I am sitting in Lubar Commons at the University of Wisconsin Law School, attending the excellent conference honoring the work of Stewart Macaulay. (If you want to access Stewart's papers, you can find them here.) I have written about Stewart's famous 1963 paper on several occasions (see, e.g., here and here), and my contribution to this symposium returns to that work, although with a slightly different focus. In the "Social Dimensions of Opportunism," I argue that contract law serves the valuable function of boundary enforcement. Rather than regulating all of the deviations and adjustments that are common in contractual relationships, an important role of contract law is to constrain extreme deviations from social norms, thus reinforcing agreements precisely in contexts where informal social sanctions are weakest.
While many of the presenters are focusing on the 1963 paper, I am enjoying the chance to become more closely acquainted with Stewart's other works. My contribution and the contribution of my co-panelist, Bob Scott, both depend significantly on Stewart's 2003 paper, The Real and the Paper Deal, which should resonate with those who write about incomplete contracts. By the way, Bob is concerned about the decline of relational scholarship in the legal academy, and he calls for a reconciliation of economically and sociologically oriented relational contract scholars. Good stuff.
Ethan Leib has written an interesting analysis of consumer contracts ("What is a Relational Theory of Consumer Form Contract?"), using Stewart's 1966 paper, Private Legislation and the Duty to Read -- Business by IBM Machine, the Law of Contracts and Credit Cards, as a springboard.
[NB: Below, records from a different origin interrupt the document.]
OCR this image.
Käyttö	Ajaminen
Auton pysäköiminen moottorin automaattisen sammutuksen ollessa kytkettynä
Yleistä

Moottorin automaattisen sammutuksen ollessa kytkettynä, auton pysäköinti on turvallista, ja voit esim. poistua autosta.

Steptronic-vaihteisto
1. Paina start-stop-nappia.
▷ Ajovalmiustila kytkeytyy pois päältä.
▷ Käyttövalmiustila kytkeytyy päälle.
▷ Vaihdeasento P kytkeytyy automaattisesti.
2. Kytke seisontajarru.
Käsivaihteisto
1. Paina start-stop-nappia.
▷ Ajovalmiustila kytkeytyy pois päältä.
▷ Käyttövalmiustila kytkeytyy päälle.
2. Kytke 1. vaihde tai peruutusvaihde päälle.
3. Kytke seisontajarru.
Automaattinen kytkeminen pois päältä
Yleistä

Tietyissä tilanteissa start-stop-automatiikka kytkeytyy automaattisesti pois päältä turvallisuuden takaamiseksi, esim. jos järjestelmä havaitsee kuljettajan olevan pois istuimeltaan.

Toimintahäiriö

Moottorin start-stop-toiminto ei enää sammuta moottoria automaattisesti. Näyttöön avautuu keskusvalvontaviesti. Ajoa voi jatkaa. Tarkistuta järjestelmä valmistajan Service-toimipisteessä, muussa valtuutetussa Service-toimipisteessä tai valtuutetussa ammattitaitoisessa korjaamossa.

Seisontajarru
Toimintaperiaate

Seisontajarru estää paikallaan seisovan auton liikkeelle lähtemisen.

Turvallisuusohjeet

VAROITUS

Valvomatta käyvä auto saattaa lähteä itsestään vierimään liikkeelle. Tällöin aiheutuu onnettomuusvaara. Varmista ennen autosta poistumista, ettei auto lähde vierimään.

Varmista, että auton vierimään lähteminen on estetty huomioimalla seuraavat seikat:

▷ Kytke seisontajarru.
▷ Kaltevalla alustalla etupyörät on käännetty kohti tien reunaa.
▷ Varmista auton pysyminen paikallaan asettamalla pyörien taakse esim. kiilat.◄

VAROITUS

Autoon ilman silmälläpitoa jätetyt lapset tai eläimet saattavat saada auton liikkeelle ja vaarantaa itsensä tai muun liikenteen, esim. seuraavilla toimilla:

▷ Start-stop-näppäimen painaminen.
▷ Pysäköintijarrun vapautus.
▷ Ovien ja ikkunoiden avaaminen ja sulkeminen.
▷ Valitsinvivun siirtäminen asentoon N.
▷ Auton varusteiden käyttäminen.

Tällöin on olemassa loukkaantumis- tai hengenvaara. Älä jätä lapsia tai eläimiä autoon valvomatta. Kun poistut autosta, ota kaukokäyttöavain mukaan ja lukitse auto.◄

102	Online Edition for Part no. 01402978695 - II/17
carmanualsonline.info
And I am particularly interested in a paper by Gillian Hadfield and Iva Božović entitled "Scaffolding: Using Formal Contracts to Build Informal Relations to Support Innovation." The authors have done a rough replication of Macaulay's 1963 study, interviewing California business people rather than Wisconsin people. In this paper, the authors argue that formal contracts and contract doctrine serve as "scaffolding" for the development of the contracting relationship.
The conference is still going -- and someday these papers will appear in a conference volume -- but this has been another great production by the Wisconsin contracts group.